The objective of the Carla Bruni-Sarkozy Foundation is to fight exclusion via access to culture and knowledge. Can we come back to this question of the rift between manual and intellectual work? This is the way increasingly things are seen in our chaotic, devastated urban neighbourhoods, what you call the quartiers. But does it not in fact reflect the inevitability of injustice in society?
Society should be just. It cannot be egalitarian. Too often these two ideas are confused. Perfect equality does not exist — except in law. That’s the guarantee given to our democratic society by article one of the (1789) Declaration of the Rights of Man – which goes on, by the way, to make clear that inequalities are bound to exist in terms of individual merit, position in society and so on. But such inequalities – in body, in aptitude and so on - must not be allowed to deteriorate or to exclude from society. Egalitarianism has been tried by certain political systems. It doesn’t work. Our Republic has never tried simplistically to eradicate inequality, what it can do is tend towards a greater social justice. That is the reason why the state acts to redistribute wealth. However today this system has shown its limits. Too much is expected of it. A sub-group of society now depends on public aid. It is in a highly fragile condition. For me one of the aims of the Foundation must be to allow people who are no longer part of society to get back into it and to stand on their own feet.

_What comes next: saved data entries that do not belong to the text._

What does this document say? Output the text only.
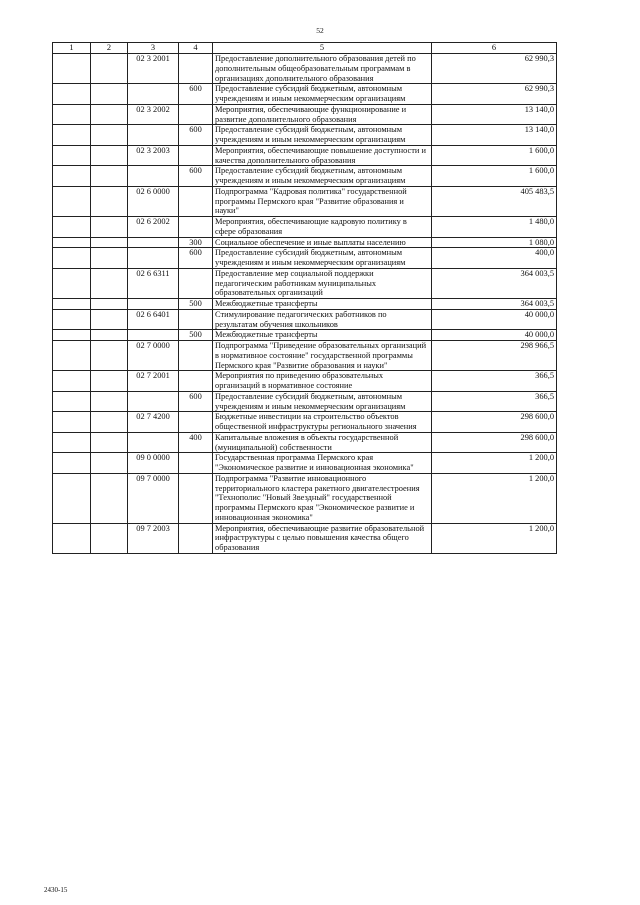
52
1	2	3	4	5	6
		02 3 2001		Предоставление дополнительного образования детей по дополнительным общеобразовательным программам в организациях дополнительного образования	62 990,3
			600	Предоставление субсидий бюджетным, автономным учреждениям и иным некоммерческим организациям	62 990,3
		02 3 2002		Мероприятия, обеспечивающие функционирование и развитие дополнительного образования	13 140,0
			600	Предоставление субсидий бюджетным, автономным учреждениям и иным некоммерческим организациям	13 140,0
		02 3 2003		Мероприятия, обеспечивающие повышение доступности и качества дополнительного образования	1 600,0
			600	Предоставление субсидий бюджетным, автономным учреждениям и иным некоммерческим организациям	1 600,0
		02 6 0000		Подпрограмма "Кадровая политика" государственной программы Пермского края "Развитие образования и науки"	405 483,5
		02 6 2002		Мероприятия, обеспечивающие кадровую политику в сфере образования	1 480,0
			300	Социальное обеспечение и иные выплаты населению	1 080,0
			600	Предоставление субсидий бюджетным, автономным учреждениям и иным некоммерческим организациям	400,0
		02 6 6311		Предоставление мер социальной поддержки педагогическим работникам муниципальных образовательных организаций	364 003,5
			500	Межбюджетные трансферты	364 003,5
		02 6 6401		Стимулирование педагогических работников по результатам обучения школьников	40 000,0
			500	Межбюджетные трансферты	40 000,0
		02 7 0000		Подпрограмма "Приведение образовательных организаций в нормативное состояние" государственной программы Пермского края "Развитие образования и науки"	298 966,5
		02 7 2001		Мероприятия по приведению образовательных организаций в нормативное состояние	366,5
			600	Предоставление субсидий бюджетным, автономным учреждениям и иным некоммерческим организациям	366,5
		02 7 4200		Бюджетные инвестиции на строительство объектов общественной инфраструктуры регионального значения	298 600,0
			400	Капитальные вложения в объекты государственной (муниципальной) собственности	298 600,0
		09 0 0000		Государственная программа Пермского края "Экономическое развитие и инновационная экономика"	1 200,0
		09 7 0000		Подпрограмма "Развитие инновационного территориального кластера ракетного двигателестроения "Технополис "Новый Звездный" государственной программы Пермского края "Экономическое развитие и инновационная экономика"	1 200,0
		09 7 2003		Мероприятия, обеспечивающие развитие образовательной инфраструктуры с целью повышения качества общего образования	1 200,0
2430-15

Do you see yourself as a ‘raiser’ of children?
No, I do not ‘raise’ them. I help them to raise themselves. I have seen all their files. I have read the letters of motivation, of those who wrote them. I attend all the teacher-student meetings in seconde. Sometimes the students can act a bit conceited. If they do, then I tell them that one thing they need above all else is a sense of modesty towards the work that lies ahead. And I add that if their ambition really is to go on to a position of responsibility in society – to one of more than average responsibility – then they will discover they have not more rights than their fellow citizens, but many more duties.
The digital school-desk
Necessary, but just one tool among many. We need to safeguard the craft of actual writing. Free-will comes from mastering one’s tools.
Artificial intelligence (Robot teachers; talking, seeing Google)
There again, a necessary evil. But we need to develop a counter-force. Technology can seem like liberation, but in fact we may be enslaving our minds. In the end we all think the same way. So it’s not a question of being anti the new technology, but of understanding its implications. In the future, education will not mean possessing a defined body of knowledge, but knowing how to analyse things, how to make choices. And anyone who has not mastered the traditional methods will be left out.